A low, tortured groan rattles in his throat. “Yes. Gods help me, yes. That’s how it has to be.”

“For how long?” I ask. “Forever?”

“Do not ask me that.”

His clear devastation stirs mine. I feel it in the bond as plainly as I hear it in his voice.

“Infernal hells! I can’t be—” He breaks off, control slipping. His fingertips dig into my skin. “I don’t want—”

“You don’t want what?”

He spins me around in his arms, the movement so fast I see stars. His expression is at war with itself, a plain divide of self-castigation and unflagging need. I cannot predict which will win out. Not until he mutters, “Forever can start tomorrow.”

Then he yanks me fully against him, one arm a steely band around my waist, the other delving deep into the thick coils of hair at my nape. Before I can make a sound, his lips come down on mine.

Penn’s mouth is hard. Unyielding. Almost angry. He kisses me like a punishment—whether for me or for himself, I’m not sure. Perhaps it is for both of us. Me for driving him to this state, him for caving to it.

For this is an unacceptable lapse of his rigid self-restraint, an abhorrent deviation from his plans to hold me at bay. A tiptoe into a forbidden pool of lust we’ve only just sworn never to submerse ourselves in.

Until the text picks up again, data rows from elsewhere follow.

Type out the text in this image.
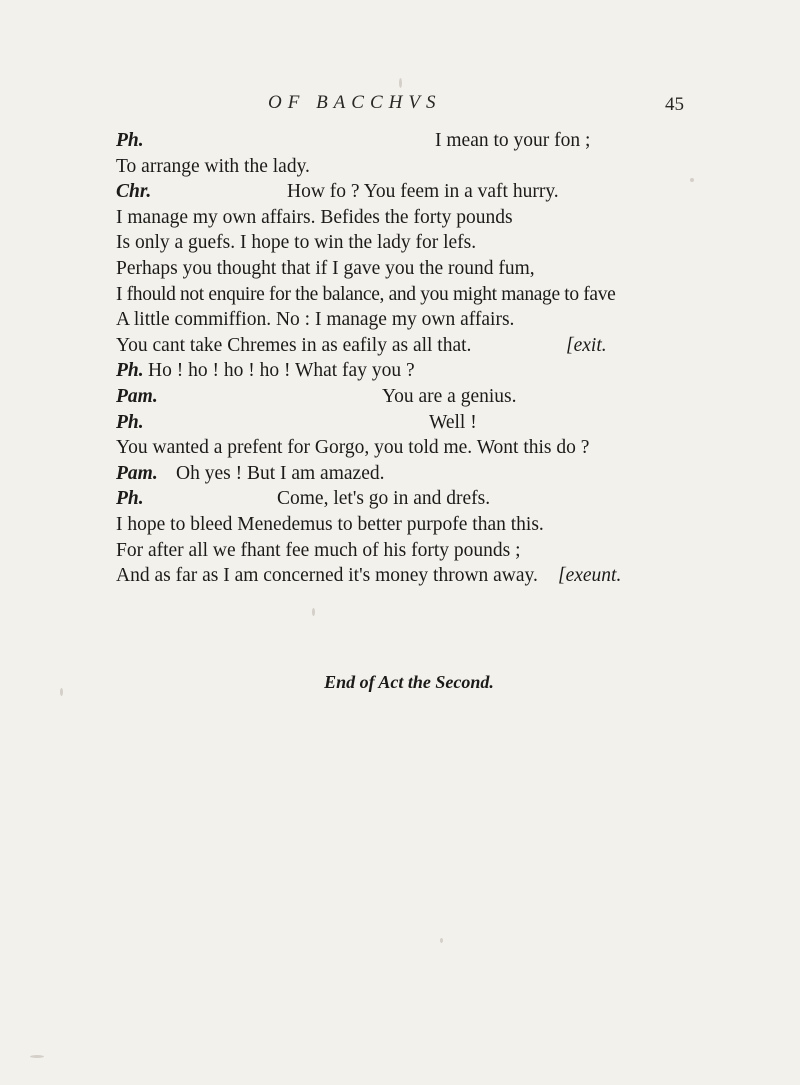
OF BACCHVS	45
Ph.	I mean to your fon ;
To arrange with the lady.
Chr.	How fo ? You feem in a vaft hurry.
I manage my own affairs. Befides the forty pounds
Is only a guefs. I hope to win the lady for lefs.
Perhaps you thought that if I gave you the round fum,
I fhould not enquire for the balance, and you might manage to fave
A little commiffion. No : I manage my own affairs.
You cant take Chremes in as eafily as all that.	[exit.
Ph. Ho ! ho ! ho ! ho ! What fay you ?
Pam.	You are a genius.
Ph.	Well !
You wanted a prefent for Gorgo, you told me. Wont this do ?
Pam. Oh yes ! But I am amazed.
Ph.	Come, let's go in and drefs.
I hope to bleed Menedemus to better purpofe than this.
For after all we fhant fee much of his forty pounds ;
And as far as I am concerned it's money thrown away. [exeunt.
End of Act the Second.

And, gods help us, that makes it all the more glorious.

His lips set me aflame, fan the swirling ache inside me to a blaze that soon becomes a wildfire.

Every kiss I’ve ever had before Pendefyre’s pales in comparison.

Not that I’ve had many. Tomas, the baker’s apprentice back in Seahaven, was sweet.

Kind. Slow, drugging kisses on summer nights, a flurry of buckles and bodice laces, quiet reassurances in the aftermath.

His boyish love was a secret whispered into my skin.

Penn’s touch is no murmured sweet nothing.

No whisper. It is a scream. A shriek. A desperate heat that sinks into my bones.

His fingers sear trails of fire across my skin.

His mouth bruises. Passion ripples through me like supercharged air over a steaming kettle.

I think I might begin to breathe pure flame like one of the fymandridae as our tongues and teeth dance together; as our heads slant this way and that, warring even as we yield.